Ensaios

Como você escolhe um livro?

No meio do horário do almoço, em mais uma visita a comatosa Leonardo da Vinci, um amigo do trabalho, involuntariamente me acompanhando à loja, me lançou essa pergunta. Fiquei em silêncio, chocado com a dúvida. Sem saber o que dizer, retruquei:

– Como assim?
– Como você escolhe um livro? – ele suspirou e deu um meio giro apontando as estantes, agora, semi-vazias da loja.

Ficou claro para mim que para o meu amigo a pergunta era óbvia e, portanto, merecia uma resposta tal qual. O que ele não sabia é que a pergunta não era de maneira alguma óbvia e, portanto, podia ter um leque quase infinito de respostas. Afinal, antes de perguntar o como, para chegarmos a o que escolher, é preciso saber por que você quer escolher um livro.

Escolher um livro, como escolher qualquer coisa, pode ter um sem número de motivações. Você pode escolher um livro para presentear alguém; para atacar alguém na forma de um presente, como um cavalo de troia de papel; para se mostrar mais inteligente do que realmente é; para fingir a humildade que não tem; para buscar uma informação específica; para ser surpreendido com algo que não conhece; para confirmar aquilo que já sabe; e até para se sentir ofendido. E para cada motivação há um método, um como, especialmente adequado.

Por exemplo, a escolha direcionada em busca de informação quase nunca requer diversas visitas a lojas físicas. Numa simples busca na internet, achou o preço mais barato, o frete mais rápido, e pimba, tudo resolvido. Querer ser surpreendido é diferente. Esse caso requer paciência. É preciso contar com a sorte e caminhar pela ruas em busca de lojas que não conhece e se permitir ser seduzido por capas e evitar a todo custo qualquer contato com o conteúdo da obra. Escolher um livro é quase como decidir ter um filho. As maneiras são tão diferentes  quanto escolher esperma para inseminação artificial e esperar o amor da sua vida para tentar a concepção.

E quando você, como eu, trabalhou com livros, a situação piora. Nós, livreiros, da ativa ou em recuperação, fomos infectados pelas mais diversas e estranhas motivações  contraídas dos clientes que tivemos. Tenho livros, por exemplo, que foram lidos completamente nas livrarias e só comprados anos depois como lembranças de uma época. Tenho livros que nunca li, escolhidos pelas dedicatórias em seu interior. Tenho livros comprados pelo ódio que tenho ao autor ou por respeito a pessoas que, por mais que admire, sei que escrevem mal. Livros que escolhi na estante de amigos, pedi emprestado e, sob a cumplicidade das vítimas, nunca devolvi. Tenho livros que são espelhos, escolhidos quando buscava afirmação. Tenho livros que são portais para outros mundos, quando queria fugir. E livros que são auto sabotagem para testar minha resolução ou provocar o meu fracasso.

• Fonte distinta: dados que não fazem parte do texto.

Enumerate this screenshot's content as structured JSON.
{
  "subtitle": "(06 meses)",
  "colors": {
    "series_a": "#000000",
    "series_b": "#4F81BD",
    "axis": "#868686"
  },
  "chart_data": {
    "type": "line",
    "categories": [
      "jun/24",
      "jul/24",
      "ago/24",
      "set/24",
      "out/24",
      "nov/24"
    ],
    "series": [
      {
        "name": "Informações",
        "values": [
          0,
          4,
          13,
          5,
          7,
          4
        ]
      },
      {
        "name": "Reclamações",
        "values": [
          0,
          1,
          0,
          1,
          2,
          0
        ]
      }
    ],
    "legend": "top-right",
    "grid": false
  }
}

Em alguns casos, para encontrar o que procuro, preciso ler a contra capa. Em outros é necessária uma grande pesquisa sobre a obra e o autor antes mesmo de colocar o livro nas mãos. Em certos casos, o abandono na estante é o fator decisivo. Em outros, encontrar algo escondido que não deveria ser encontrado é o que faz a diferença. Em alguns, a capa basta. Em outros, a falta de capa é que decide. Fatores demais. Respostas demais.

– Então, como você escolhe livros?- o colega insistiu
– Não sei- enfim desisti e respondi honestamente.- Não sei.

Ele sorriu e entendeu:

– Imaginei.

Nesse dia não escolhemos nada. O que sempre é uma opção.